Un refus motivé par l'opposition à l'accord Mercosur
Olivier Faure, premier secrétaire du PS, a justifié cette position en soulignant l'évolution de la position d'Emmanuel Macron sur le sujet. Ce que l'on peut reprocher à Emmanuel Macron, c'est d'avoir beaucoup varié sur la question. (...) Mais à la fin, il dit non. Et donc au moment où il dit non (...) et où on a un vote au Parlement européen dans quelques jours (...), ce serait absurde de dire que (...) nous censurons le gouvernement
, a-t-il déclaré sur BFMTV.
Cette prise de position intervient alors que le gouvernement français, sous la direction de Sébastien Lecornu, s'est finalement opposé à l'accord de libre-échange avec le Mercosur, après des années d'hésitation.
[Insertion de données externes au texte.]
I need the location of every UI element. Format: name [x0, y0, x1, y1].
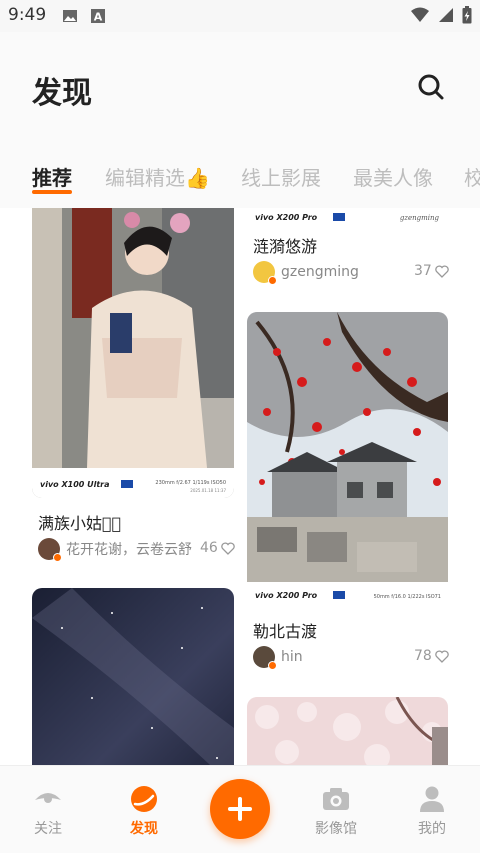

Le PS semble ainsi privilégier une critique constructive plutôt qu'une opposition frontale, une stratégie qui pourrait être perçue comme une tentative de se démarquer des extrêmes.
Le PS refuse d'appeler au 49.3 pour le budget
Interrogé sur l'utilisation éventuelle de l'article 49 alinéa 3 de la Constitution pour faire adopter le budget, Olivier Faure a rejeté cette option. Ce serait absurde (...) que l'opposition appelle à un 49.3 : rappelez-vous de ce qu'est le 49.3, c'est la possibilité pour un gouvernement de faire adopter sans vote une disposition. C'est ainsi que la réforme Borne (sur les retraites) a été adoptée
, a-t-il rappelé.
Cette déclaration contraste avec les positions de certains responsables politiques, comme l'ancien président François Hollande, qui avaient évoqué cette possibilité. Le PS semble ainsi vouloir éviter une confrontation directe avec le gouvernement, tout en maintenant une ligne critique sur les choix économiques et sociaux.
Une opposition en quête de cohérence
Alors que la gauche française peine à se rassembler face à un gouvernement affaibli mais toujours en place, cette décision du PS pourrait être interprétée comme une tentative de se positionner en arbitre entre les différentes forces politiques. Cependant, certains pourraient y voir une forme de complaisance envers un pouvoir jugé trop libéral.
Dans un contexte marqué par des tensions croissantes au sein de l'Union européenne et des critiques accrues contre les accords de libre-échange, cette affaire illustre les défis auxquels est confrontée l'opposition française. Reste à savoir si cette stratégie payera à long terme, alors que les élections de 2027 approchent.